2007 will be the year of mobile. Nope. Well surely, 2008 will be the year of mobile. Not so much. Unfortunately, I don’t see 2009 as the year mobile marketing achieves ubiquity either. Why is this? The pieces are in place. About three-quarters of the total market report some level of mobile phone usage (over 80% of adults age 18-44 years of age are wireless users). Text messaging costs should not be used as an excuse. Market research firm Gartner says that text messaging has increased 32 percent year-over-year and will continue to do so into 2009, despite rising costs. So what’s the problem?
The marketing community at-large has failed to embrace mobile as one medium acting in concert with others as part of a cross-media, comprehensive, and interactive strategy. Instead, many agencies view it as an add-on. They offer clients the chance to run a ‘mobile campaign’ instead of instinctively incorporating a mobile component to the overall campaign from the start.

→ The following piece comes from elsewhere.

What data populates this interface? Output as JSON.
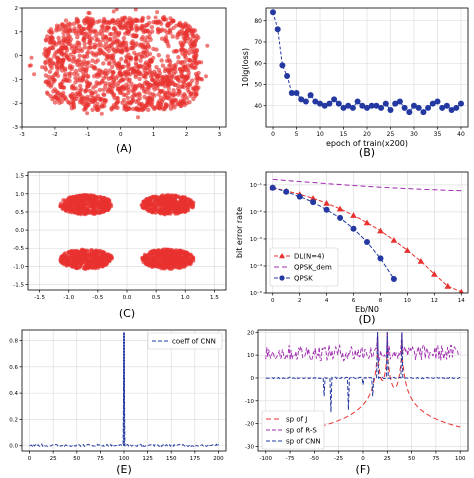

The most literal example of this I can provide is the ad:tech conference series. ad:tech classifies itself as ‘the event for digital marketing.’ When attending show the few months back in New York, I was looking forward to visiting the Go-Mobile Zone, which was supposed to highlight mobile companies. Excitement quickly turned to surprise and disappointment when I found that this ‘zone’ was completely separated from the main show flow (as opposed to in the exhibit hall itself). This only served to perpetuate the idea that mobile is an independent medium, when in reality, the success of mobile marketing is so often dependent on the success of the cross-medium marketing that accompanies it. ad:tech 2009 in San Francisco will be no different, as evidenced by the floor plan. What are advertising and marketing professionals supposed to think?
Screens, screens, screens.
Americans now spend the majority of their days glaring at one screen or another. More and more, marketers and advertisers are faced with the struggle of crafting a fragmented narrative that transcends medium. The industry has failed to grasp (or at best, failed to respond to the notion) that the third screen is now the first. Mobile devices are omnipresent. TVs are relegated to the home, and not even laptops are accessible everywhere. It’s the cell phone that is always just a pocket away. How can they expect to successfully tell a story across so many screens when they largely ignore the one most prevalent?
Are there reasons why agencies have not correctly embraced the mobile medium? Of course, and I’ll do my best to explore this in the future. Unfortunately, I believe it comes down to a lack of understanding of how mobile media differs from traditional media. With that confusion emerges an ability to capitalize on mobile both from a strategic planning and creative perspective. A year from now, will we be wondering if 2010 will be the year of mobile? I hope not.